Freeing yourself from an abusive, spineless, puny lowlife, who will never change, won’t be easy, but remember – deep down, you are still that strong, powerful girl who sets her own rules for how she will be treated. You are still that wonderful, glorious woman, who, along with your precious children, has a right to live a safe and happy life. Remember, you make the rules for how you want your body, your soul and your mind to be treated – not him, not her.

Therefore, if today is the day you get the courage to set your boundaries and recover your power because you are a survivor, know that help is literally a phone call away. You are amazing and I wish you the very best of luck and happiness, because you deserve it. You have earned it. May God bless you.

Call the Gardaí at 999 or 112. The Women’s Aid national Freephone helpline number operates 24/7, so please, if you need help, call in confidence on 1800-341900. The Men’s Aid national helpline number is 01-5543811. The Rape Crisis Network Ireland national helpline number is 1800-778888.


The future is gender fluid

Meanwhile over at the Emmys, nominees are being given the option of using the gender-neutral term ‘performer’. In addition, winners can request a gender-neutral option of their statue or statuette – brilliant, bravo, maith thú!

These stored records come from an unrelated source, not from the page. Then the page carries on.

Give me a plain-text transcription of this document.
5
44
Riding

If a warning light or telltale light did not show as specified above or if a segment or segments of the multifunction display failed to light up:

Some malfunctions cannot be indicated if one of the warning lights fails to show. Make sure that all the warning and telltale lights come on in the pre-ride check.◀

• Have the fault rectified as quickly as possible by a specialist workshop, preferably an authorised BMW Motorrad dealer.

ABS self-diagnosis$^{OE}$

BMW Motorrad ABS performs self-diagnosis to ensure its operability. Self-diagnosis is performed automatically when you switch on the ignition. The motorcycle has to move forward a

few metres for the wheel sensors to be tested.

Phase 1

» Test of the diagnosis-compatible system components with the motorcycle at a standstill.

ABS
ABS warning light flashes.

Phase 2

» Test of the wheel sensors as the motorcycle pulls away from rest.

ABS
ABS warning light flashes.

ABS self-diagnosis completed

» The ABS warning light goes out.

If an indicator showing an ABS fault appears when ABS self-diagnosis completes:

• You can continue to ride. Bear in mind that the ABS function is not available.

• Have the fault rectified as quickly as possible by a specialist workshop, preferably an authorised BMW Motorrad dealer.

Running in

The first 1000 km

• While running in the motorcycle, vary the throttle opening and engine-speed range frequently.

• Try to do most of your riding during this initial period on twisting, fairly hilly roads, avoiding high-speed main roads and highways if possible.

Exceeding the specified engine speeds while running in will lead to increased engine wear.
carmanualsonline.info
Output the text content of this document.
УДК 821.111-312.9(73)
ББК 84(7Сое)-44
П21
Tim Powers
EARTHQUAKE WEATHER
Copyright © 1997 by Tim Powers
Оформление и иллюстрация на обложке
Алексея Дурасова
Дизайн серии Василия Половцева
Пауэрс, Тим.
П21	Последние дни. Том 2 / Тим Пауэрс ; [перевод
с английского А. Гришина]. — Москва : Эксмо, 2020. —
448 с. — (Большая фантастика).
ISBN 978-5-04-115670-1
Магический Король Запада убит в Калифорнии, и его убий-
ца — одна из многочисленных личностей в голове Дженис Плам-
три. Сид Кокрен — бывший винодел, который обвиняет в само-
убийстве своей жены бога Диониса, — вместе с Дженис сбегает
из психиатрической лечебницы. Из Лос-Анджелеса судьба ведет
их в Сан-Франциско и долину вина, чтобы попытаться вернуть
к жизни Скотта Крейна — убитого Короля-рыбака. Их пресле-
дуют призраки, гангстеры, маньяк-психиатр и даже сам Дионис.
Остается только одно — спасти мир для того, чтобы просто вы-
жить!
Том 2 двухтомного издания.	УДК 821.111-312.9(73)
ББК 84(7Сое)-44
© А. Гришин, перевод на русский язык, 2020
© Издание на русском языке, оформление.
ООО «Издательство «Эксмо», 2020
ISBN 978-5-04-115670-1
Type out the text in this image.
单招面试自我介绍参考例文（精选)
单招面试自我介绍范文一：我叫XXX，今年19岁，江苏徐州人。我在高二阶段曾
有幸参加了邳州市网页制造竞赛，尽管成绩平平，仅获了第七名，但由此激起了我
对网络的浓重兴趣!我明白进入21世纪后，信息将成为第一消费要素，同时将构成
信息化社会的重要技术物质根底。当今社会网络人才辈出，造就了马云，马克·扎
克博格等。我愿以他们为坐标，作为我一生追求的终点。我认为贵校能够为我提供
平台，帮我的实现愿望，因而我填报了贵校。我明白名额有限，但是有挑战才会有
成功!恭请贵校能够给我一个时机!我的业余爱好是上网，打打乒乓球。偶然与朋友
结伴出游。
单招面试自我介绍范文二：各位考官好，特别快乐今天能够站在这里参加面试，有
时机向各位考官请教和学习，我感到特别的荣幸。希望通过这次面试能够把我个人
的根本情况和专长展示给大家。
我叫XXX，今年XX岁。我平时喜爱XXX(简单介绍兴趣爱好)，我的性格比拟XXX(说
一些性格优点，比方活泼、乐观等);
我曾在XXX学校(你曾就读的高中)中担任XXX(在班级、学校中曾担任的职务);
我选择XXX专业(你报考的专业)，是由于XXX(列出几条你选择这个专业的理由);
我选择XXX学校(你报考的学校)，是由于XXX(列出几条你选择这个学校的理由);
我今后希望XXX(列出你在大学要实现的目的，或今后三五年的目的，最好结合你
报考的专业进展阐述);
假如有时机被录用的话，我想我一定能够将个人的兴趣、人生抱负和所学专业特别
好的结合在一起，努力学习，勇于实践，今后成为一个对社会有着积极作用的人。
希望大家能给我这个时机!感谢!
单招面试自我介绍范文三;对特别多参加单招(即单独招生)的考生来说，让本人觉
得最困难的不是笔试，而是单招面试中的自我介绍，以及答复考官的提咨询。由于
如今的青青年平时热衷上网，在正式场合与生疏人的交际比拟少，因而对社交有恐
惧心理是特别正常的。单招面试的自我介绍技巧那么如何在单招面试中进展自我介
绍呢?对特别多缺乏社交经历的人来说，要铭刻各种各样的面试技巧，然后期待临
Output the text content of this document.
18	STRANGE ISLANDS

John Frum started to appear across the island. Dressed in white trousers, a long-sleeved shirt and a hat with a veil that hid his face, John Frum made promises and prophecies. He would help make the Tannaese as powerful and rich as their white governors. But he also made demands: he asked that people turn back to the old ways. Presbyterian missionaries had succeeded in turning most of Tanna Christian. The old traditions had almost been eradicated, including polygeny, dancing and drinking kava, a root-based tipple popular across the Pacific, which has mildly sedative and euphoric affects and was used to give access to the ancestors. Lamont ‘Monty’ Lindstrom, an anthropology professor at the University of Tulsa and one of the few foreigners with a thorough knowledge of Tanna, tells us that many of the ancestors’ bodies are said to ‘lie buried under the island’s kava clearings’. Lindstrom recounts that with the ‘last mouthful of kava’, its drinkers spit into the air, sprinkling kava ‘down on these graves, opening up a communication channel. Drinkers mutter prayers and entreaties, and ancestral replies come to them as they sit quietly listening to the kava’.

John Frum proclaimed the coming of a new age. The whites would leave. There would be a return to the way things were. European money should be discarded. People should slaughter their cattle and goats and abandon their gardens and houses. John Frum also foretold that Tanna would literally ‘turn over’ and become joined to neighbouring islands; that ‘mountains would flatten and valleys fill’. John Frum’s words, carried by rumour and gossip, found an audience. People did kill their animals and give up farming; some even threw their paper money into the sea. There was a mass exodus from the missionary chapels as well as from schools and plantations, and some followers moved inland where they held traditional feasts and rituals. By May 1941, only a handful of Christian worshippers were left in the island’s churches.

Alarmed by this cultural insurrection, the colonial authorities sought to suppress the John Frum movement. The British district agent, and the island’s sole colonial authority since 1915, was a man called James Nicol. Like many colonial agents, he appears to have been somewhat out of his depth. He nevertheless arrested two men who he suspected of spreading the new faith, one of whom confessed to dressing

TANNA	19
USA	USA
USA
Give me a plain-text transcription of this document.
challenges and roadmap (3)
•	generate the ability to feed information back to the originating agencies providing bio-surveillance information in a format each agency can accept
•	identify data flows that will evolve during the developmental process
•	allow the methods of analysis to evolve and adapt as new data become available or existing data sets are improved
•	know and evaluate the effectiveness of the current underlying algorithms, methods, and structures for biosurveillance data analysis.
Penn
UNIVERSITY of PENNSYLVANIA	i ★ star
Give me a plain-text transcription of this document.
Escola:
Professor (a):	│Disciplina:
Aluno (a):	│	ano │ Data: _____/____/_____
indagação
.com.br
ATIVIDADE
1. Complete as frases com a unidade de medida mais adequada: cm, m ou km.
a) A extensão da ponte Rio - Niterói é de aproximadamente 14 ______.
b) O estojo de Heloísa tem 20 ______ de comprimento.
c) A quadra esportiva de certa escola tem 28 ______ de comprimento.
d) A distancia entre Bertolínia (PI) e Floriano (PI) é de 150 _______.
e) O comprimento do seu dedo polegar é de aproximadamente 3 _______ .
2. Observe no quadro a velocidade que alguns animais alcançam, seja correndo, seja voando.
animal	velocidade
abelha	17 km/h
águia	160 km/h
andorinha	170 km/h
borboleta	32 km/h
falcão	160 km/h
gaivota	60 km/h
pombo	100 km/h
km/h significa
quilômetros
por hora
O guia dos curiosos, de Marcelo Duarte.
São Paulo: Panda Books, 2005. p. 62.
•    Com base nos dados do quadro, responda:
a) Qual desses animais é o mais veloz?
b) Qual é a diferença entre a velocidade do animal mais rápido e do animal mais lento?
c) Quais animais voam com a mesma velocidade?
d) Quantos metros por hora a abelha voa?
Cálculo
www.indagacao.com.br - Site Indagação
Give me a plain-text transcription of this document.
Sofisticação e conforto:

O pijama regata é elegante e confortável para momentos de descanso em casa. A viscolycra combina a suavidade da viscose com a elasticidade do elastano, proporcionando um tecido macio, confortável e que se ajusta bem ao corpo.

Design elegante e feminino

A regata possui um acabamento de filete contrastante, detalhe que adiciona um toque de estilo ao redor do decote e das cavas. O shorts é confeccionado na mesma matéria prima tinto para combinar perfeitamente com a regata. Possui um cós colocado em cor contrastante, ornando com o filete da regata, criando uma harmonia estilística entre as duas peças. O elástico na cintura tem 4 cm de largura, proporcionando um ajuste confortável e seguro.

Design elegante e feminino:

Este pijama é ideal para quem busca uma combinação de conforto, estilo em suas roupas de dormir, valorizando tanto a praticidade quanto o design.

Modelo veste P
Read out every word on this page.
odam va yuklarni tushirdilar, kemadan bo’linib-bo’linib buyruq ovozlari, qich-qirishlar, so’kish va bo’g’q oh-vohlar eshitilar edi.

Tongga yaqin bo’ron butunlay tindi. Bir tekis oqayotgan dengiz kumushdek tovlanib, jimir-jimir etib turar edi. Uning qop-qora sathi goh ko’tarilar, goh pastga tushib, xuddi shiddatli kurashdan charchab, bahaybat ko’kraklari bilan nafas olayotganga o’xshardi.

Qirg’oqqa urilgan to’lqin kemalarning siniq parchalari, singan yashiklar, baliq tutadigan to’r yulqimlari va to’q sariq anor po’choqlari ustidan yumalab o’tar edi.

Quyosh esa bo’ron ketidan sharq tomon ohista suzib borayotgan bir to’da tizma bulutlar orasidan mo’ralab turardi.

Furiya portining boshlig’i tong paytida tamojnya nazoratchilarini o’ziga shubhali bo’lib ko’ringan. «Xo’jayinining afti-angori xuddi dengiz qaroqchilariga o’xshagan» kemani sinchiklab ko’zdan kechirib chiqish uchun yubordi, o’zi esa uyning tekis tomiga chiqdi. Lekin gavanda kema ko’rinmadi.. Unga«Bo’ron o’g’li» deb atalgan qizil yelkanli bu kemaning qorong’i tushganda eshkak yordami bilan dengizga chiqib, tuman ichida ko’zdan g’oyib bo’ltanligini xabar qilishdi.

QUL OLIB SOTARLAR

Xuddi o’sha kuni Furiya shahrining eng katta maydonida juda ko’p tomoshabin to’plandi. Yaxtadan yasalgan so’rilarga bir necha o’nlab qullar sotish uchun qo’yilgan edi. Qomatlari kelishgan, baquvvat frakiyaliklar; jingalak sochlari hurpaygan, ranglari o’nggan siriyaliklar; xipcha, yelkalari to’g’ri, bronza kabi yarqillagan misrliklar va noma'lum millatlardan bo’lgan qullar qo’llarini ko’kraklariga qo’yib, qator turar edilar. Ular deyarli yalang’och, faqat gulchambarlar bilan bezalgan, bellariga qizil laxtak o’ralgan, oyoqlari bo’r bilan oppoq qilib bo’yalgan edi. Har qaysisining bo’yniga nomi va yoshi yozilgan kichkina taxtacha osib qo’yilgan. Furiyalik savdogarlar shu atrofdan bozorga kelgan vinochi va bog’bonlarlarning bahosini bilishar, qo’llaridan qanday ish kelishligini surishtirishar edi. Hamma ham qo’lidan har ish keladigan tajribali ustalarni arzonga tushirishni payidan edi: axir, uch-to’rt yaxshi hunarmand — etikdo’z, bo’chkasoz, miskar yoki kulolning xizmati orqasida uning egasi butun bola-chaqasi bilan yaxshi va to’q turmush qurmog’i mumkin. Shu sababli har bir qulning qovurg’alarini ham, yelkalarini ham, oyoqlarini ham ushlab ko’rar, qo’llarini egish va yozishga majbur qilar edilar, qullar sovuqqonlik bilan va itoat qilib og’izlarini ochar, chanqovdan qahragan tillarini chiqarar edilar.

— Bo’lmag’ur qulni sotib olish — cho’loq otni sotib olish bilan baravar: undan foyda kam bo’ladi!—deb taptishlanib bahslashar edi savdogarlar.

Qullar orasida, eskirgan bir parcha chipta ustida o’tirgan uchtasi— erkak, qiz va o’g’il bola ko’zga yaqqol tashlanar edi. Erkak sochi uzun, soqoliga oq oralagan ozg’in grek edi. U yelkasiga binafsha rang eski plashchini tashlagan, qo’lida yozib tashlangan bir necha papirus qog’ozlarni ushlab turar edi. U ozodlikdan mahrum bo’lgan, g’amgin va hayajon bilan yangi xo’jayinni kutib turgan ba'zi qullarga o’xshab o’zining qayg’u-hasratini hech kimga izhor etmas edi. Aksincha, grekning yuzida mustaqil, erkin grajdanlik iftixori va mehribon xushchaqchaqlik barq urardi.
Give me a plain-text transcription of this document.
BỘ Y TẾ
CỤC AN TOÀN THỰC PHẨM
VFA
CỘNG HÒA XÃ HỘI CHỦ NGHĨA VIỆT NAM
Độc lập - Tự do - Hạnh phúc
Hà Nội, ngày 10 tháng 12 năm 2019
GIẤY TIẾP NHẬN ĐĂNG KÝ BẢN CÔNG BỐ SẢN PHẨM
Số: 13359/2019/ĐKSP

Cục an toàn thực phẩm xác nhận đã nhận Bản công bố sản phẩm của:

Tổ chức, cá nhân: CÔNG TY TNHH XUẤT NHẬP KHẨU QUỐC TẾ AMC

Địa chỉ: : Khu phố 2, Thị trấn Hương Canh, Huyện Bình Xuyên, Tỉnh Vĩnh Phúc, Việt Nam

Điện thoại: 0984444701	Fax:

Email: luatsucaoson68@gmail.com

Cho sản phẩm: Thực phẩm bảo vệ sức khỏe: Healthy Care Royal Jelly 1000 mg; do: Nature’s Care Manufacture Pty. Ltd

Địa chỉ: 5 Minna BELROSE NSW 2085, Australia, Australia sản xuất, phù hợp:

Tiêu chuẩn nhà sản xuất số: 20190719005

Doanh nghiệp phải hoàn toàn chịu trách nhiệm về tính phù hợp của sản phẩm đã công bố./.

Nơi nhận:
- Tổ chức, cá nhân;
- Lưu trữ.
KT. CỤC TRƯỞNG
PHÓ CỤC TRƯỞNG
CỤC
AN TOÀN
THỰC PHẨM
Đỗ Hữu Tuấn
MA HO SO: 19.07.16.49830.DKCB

Everyone has a right to belong, and I think it’s wonderful that many people, and in particular the younger generation, are viewing gender as being a choice, as opposed to it being a given, and as being a distinction. Indeed many people are claiming that gender doesn’t even exist at all and I think that’s wonderful.

However – and again, remember I am a huge ally when it comes to embracing and promoting diversity and equality – I do have to ask: is it just me readers, or does anyone else think there’s convulsive fit of political correctness infiltrating society as a whole?